By Ron Leir
Observer Correspondent
KEARNY –
They’re halfway there. The South Kearny Fire and Police Station on John Miller Way now has a full-time presence by the Fire Department. But police are still waiting.
Until recently, the Fire Department was staffing its one company at the isolated location off S. Hackensack Ave. which serves the town’s industrial area from 10 a.m. to 7 p.m. only. At night, the three-member crew shifted uptown to Headquarters Co. for sleeping quarters.
But as of Dec. 28, the company moved into the Miller Way facility on a permanent basis, occupying separate dormitorystyle rooms created within the confines of two trailers, each about 36 feet-by-40 feet, fitted inside the cavern-like station building on a supporting platform.
Sitting just below the trailers, also inside the building, are three fire rigs: a pumper engine, an apparatus that dispenses foam to douse chemical spills and/or fires, and an Army surplus truck that can be deployed in emergencies, such as rescuing people trapped by flood waters.
A third trailer, about 36 feet-by- 20-feet, is reserved for the Police Department, which has a separate entrance to its space.
Fire Chief Steven Dyl said the town had been waiting for delivery and installation of “furniture, computers and phones” before assigning Group 4, as that company is known, to the facility full-time.
“We’re still waiting on some additional furnishings [such as a kitchen table to replace the one now in use that was donated by a local industry] and the police are waiting on communications equipment, but at least now we’re able to be there 24/7,” Dyl said.
Fire Capt. Michael Hyde, who is staffing the fire facility with Firefighters Dave Myers and Martina Smith, said that aside from the new kitchen table, “we’re waiting on desks, chairs, additional lockers, pots and pans and plates for the kitchen.”
Being situated at the facility – even if it is in trailers – on a 24-hour basis is still “a good thing,” Hyde said, when factoring in the response time to an alarm in South Kearny. “From uptown, it can be a little crazy sometimes,” Hyde said.
National Fire Protection Association guidelines call for a response time of four minutes for the initial fire company to reach a location from the time an alarm is received and eight minutes for all companies assigned on the first alarm but Hyde said that it can take anywhere “from 12 to 15 minutes” just to reach a location in the town’s low-lying meadows area from Kearny Ave. Time is a critical factor in attacking a fire – particularly with an industrial fire where there is a potential for a chemical explosion and loss of life.
Problems associated with the South Kearny facility began in 2007 when the town’s construction officer Michael Martello declared the structure unsafe because the flooring supporting the police section of the building was sinking.

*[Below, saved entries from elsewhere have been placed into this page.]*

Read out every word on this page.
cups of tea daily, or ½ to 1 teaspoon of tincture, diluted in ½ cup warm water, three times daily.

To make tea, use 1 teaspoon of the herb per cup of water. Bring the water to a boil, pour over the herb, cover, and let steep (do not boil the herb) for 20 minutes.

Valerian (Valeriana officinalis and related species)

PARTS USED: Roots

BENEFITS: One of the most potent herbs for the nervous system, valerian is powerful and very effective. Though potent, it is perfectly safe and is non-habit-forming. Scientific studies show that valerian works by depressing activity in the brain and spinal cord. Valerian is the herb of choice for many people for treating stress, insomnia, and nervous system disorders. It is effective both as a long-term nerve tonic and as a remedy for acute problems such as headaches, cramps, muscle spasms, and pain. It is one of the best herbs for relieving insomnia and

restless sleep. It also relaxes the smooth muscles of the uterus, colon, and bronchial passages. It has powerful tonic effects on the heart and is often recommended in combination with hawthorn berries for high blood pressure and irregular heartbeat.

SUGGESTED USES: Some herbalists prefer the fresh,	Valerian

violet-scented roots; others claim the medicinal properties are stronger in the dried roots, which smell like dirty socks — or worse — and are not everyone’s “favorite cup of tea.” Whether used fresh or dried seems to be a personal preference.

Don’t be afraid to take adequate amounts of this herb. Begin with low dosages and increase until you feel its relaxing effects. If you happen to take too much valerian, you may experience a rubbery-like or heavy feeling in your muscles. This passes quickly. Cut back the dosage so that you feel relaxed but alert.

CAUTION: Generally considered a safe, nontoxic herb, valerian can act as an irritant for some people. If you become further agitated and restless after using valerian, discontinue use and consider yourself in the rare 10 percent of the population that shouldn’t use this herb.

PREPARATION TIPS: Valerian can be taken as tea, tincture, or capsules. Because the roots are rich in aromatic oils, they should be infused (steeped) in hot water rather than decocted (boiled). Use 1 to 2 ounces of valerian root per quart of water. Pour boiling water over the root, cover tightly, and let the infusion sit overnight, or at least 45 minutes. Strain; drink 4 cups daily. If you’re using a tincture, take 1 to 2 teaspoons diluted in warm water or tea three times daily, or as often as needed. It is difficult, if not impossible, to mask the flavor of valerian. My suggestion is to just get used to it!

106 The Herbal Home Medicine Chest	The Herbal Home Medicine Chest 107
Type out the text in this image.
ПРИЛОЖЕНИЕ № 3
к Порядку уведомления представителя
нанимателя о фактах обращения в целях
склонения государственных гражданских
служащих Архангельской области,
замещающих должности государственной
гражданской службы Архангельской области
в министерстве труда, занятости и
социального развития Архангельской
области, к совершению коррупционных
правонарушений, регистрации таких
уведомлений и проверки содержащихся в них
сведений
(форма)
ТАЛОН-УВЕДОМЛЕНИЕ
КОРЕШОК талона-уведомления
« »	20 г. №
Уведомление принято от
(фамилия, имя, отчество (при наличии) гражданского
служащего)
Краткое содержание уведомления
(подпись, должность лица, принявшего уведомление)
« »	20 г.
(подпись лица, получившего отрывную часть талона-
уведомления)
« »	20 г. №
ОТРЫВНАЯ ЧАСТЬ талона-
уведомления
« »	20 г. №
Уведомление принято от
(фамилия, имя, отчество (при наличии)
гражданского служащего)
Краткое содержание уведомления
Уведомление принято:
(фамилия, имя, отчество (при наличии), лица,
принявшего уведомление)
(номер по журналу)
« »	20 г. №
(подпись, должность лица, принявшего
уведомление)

“We determined it’s going to cost $2.4 million to fix the entire building,” Martello said.
The town subsequently sued the architect for malpractice and was awarded $900,000 in damages but the amount of the award is under appeal.
In the meantime, the town relocated both the police and fire personnel from the building for safety reasons since if the property continued to settle, there was the possibility that an underground gas line could rupture and trigger an explosion.
As an interim step, Kearny leased a space in a warehouse known as Building 42A on S. Hackensack Ave., near the closed facility, to house the fire company, where it remained for the next five years, until Superstorm Sandy hit the East Coast in late October 2012 and flooded Building 42A.
Once again, it was moving time for Fire Group 4 and this time, the Jersey City Fire Department provided temporary quarters in one of its firehouses in the city’s West Side section which happened to be on Kearney [different spelling but pronounced the same] Ave.
Six months later, it was back to uptown Kearny at Headquarters Co. as the newly restored South Kearny facility began taking shape and by fall 2013 the company worked out of there during daylight hours, returning to uptown Headquarters to bed down.
And then, just before New Year’s, the company was assigned full-time to South Kearny, hopefully ending its odyssey.
Meanwhile, Police Chief John Dowie said his officers have access to their portion of the site “around the clock” when they need to be there “to write accident reports, fill out forms” in connection with incidents based at South Kearny locations, including the Pulaski Skyway, the Hackensack River bridge and Rts. 1&9.
But the station is still awaiting the installation of the enhanced 9-1-1 emergency communications system, which got wrecked by flooding and which, according to Martello, will cost $250,000 to replace and there’s no indication where the town will come up with the financing.
“We’re taking baby steps,” Dowie said recently. “After all, we just got our C.O. (certificate of occupancy).”